GPT4Tools / docs /tools.md
AnmolManocha's picture
Initial
4f242c9

GPT4Tools can support 22 tools, including:

No. Tools Name Function
1 InstructPix2Pix Style the image to be like the text.
2 Text2Image Generate an image from an input text.
3 ImageCaptioning Describe the input image.
4 Image2Canny Detect the edge of the image
5 CannyText2Image Generate a new real image from both the user description and a canny image.
6 Image2Line Detect the straight line of the image.
7 Image2Hed Detect the soft hed boundary of the image.
8 HedText2Image Generate a new real image from both the user description.
9 Image2Scribble Generate a scribble of the image.
10 ScribbleText2Image Generate a new real image from both the user description and a scribble image.
11 Image2Pose Detect the human pose of the image.
12 PoseText2Image Generate a new real image from both the user description.
13 SegText2Image Generate a new real image from both the user description and segmentations.
14 Image2Depth Detect depth of the image.
15 DepthText2Image Generate a new real image from both the user description and depth image.
16 Image2Normal Detect norm map of the image.
17 NormalText2Image Generate a new real image from both the user description and normal map.
18 VisualQuestionAnswering Answer for a question based on an image.
19 Segmenting Segment all the part of the image.
20 Text2Box Detect or find out given objects in the picture.
21 ObjectSegmenting Segment the certain objects in the picture.
22 ImageEditing Remove and object or something from the photo.

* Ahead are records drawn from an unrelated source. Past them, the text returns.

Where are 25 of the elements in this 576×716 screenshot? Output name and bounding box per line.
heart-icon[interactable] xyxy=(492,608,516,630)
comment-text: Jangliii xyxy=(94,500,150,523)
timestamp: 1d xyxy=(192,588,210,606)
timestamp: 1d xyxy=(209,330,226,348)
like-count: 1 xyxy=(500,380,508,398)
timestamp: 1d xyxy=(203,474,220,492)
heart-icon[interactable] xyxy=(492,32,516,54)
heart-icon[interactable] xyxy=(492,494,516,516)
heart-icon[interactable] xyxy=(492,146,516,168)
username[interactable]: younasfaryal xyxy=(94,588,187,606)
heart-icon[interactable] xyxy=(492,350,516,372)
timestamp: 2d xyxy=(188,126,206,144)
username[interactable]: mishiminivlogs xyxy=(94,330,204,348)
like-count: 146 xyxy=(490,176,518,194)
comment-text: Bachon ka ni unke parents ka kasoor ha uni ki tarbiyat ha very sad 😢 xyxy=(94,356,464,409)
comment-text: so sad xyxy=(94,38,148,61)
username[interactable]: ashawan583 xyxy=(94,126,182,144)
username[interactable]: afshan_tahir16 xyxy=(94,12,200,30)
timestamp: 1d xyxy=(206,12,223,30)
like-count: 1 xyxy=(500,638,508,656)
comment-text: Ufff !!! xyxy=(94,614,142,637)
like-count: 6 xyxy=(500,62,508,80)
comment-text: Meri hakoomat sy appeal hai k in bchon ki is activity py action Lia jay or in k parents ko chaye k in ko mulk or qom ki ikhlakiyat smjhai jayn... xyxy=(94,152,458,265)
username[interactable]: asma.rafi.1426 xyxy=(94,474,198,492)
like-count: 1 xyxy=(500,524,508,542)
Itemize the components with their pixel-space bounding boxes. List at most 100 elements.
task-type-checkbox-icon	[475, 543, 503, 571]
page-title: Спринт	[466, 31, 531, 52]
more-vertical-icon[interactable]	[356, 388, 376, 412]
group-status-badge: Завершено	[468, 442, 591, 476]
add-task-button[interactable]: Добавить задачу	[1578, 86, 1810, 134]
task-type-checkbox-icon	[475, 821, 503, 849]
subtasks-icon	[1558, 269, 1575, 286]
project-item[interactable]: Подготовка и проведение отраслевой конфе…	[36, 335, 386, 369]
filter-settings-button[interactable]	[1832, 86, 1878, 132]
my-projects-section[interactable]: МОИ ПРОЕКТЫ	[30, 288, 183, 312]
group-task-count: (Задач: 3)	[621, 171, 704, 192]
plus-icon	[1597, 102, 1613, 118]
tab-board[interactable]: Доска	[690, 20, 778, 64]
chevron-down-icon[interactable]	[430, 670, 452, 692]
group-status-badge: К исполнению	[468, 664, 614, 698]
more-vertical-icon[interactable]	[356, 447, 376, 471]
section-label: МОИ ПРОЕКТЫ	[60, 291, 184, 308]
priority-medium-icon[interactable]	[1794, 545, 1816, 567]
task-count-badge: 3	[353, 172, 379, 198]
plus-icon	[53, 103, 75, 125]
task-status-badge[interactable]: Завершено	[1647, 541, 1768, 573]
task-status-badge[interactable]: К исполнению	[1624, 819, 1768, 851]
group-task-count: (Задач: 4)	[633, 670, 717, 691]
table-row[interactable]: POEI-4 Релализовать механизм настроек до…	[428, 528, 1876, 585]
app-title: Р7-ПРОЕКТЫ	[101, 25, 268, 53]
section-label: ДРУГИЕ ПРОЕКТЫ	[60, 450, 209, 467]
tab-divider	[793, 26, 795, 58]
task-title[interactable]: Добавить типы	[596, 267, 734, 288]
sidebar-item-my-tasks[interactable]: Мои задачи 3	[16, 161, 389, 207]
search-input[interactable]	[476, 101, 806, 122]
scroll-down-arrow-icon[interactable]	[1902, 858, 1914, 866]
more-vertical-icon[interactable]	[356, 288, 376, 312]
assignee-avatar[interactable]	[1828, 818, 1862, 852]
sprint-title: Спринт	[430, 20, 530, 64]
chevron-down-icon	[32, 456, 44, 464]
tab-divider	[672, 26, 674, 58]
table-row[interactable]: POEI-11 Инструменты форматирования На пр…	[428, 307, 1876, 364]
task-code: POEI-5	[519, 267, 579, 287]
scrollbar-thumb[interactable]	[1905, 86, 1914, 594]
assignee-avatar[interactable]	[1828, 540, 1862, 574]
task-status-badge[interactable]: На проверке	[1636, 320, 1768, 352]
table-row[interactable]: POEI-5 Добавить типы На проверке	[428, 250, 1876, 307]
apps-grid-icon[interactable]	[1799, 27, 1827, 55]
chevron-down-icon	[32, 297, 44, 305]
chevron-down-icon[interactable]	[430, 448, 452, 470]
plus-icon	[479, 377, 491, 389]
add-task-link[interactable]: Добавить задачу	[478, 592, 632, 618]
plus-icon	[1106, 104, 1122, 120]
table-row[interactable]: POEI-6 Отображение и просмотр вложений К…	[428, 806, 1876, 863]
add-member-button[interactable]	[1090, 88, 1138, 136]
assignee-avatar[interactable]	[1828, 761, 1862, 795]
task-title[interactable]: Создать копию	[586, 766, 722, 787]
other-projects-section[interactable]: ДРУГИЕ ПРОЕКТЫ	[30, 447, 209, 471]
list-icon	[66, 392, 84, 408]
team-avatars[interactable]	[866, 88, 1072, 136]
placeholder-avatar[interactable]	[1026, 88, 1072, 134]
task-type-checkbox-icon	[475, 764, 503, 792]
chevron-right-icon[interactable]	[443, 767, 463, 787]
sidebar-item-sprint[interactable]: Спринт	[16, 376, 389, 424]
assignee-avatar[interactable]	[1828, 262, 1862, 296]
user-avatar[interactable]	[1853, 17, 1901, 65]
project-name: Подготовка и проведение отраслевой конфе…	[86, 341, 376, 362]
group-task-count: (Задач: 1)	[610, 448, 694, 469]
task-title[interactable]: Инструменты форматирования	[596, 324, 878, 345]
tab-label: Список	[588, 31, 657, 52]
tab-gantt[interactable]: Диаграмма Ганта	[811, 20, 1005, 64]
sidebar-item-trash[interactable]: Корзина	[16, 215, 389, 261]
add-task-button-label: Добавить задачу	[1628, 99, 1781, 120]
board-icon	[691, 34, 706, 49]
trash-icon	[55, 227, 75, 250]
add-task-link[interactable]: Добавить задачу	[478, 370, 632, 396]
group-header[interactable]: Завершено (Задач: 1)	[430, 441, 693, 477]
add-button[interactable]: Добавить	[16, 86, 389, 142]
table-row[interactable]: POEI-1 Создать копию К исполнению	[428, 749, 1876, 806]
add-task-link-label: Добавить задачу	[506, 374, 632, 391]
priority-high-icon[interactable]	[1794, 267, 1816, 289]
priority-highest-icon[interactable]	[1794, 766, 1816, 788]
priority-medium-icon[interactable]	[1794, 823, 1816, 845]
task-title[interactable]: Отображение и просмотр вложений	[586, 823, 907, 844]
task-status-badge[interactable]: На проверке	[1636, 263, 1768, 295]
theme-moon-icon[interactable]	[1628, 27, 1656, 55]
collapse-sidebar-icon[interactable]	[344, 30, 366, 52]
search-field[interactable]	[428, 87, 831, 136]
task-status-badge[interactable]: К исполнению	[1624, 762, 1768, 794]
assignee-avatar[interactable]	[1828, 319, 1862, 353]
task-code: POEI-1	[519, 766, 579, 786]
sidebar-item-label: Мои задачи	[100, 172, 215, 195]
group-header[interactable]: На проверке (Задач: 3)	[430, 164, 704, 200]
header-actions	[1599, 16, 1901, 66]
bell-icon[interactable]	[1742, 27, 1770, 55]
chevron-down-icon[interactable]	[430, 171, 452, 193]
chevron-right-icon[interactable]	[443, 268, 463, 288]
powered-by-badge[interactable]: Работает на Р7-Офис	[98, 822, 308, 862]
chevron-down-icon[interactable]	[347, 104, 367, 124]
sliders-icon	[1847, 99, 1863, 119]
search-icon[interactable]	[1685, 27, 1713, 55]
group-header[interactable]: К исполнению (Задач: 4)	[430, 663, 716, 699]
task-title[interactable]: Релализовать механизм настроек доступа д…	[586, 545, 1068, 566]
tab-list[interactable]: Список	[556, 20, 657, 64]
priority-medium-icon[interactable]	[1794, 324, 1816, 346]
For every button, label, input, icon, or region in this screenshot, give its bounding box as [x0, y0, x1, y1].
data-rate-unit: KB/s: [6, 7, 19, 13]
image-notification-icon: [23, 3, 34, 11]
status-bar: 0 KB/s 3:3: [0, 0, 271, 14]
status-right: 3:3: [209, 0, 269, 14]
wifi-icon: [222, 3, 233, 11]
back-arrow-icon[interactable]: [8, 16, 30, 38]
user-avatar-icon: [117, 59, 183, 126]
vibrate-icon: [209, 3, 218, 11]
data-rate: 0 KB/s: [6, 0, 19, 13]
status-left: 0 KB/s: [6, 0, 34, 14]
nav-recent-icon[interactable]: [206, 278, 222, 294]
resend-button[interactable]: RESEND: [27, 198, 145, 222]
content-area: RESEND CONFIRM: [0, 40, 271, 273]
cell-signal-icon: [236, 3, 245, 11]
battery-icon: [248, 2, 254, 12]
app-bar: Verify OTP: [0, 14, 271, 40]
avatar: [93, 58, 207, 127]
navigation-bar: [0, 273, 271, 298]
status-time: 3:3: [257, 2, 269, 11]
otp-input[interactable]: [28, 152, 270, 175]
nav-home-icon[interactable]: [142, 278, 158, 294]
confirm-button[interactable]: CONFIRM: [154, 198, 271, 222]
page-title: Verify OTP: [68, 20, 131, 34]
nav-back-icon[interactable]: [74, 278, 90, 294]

You can customize the used tools by specifying {tools_name}_{devices} after args --load of gpt4tools.py. For example, enabling Text2Box, Segmenting, and ImageCaptioning:

python gpt4tools.py \
    --base_model <path_to_vicuna_with_tokenizer> \
    --lora_model <path_to_lora_weights> \
    --llm_device "cpu" \
    --load "Text2Box_cuda:0,Segmenting_cuda:0,ImageCaptioning_cuda:0"

More tools will be supported in the future!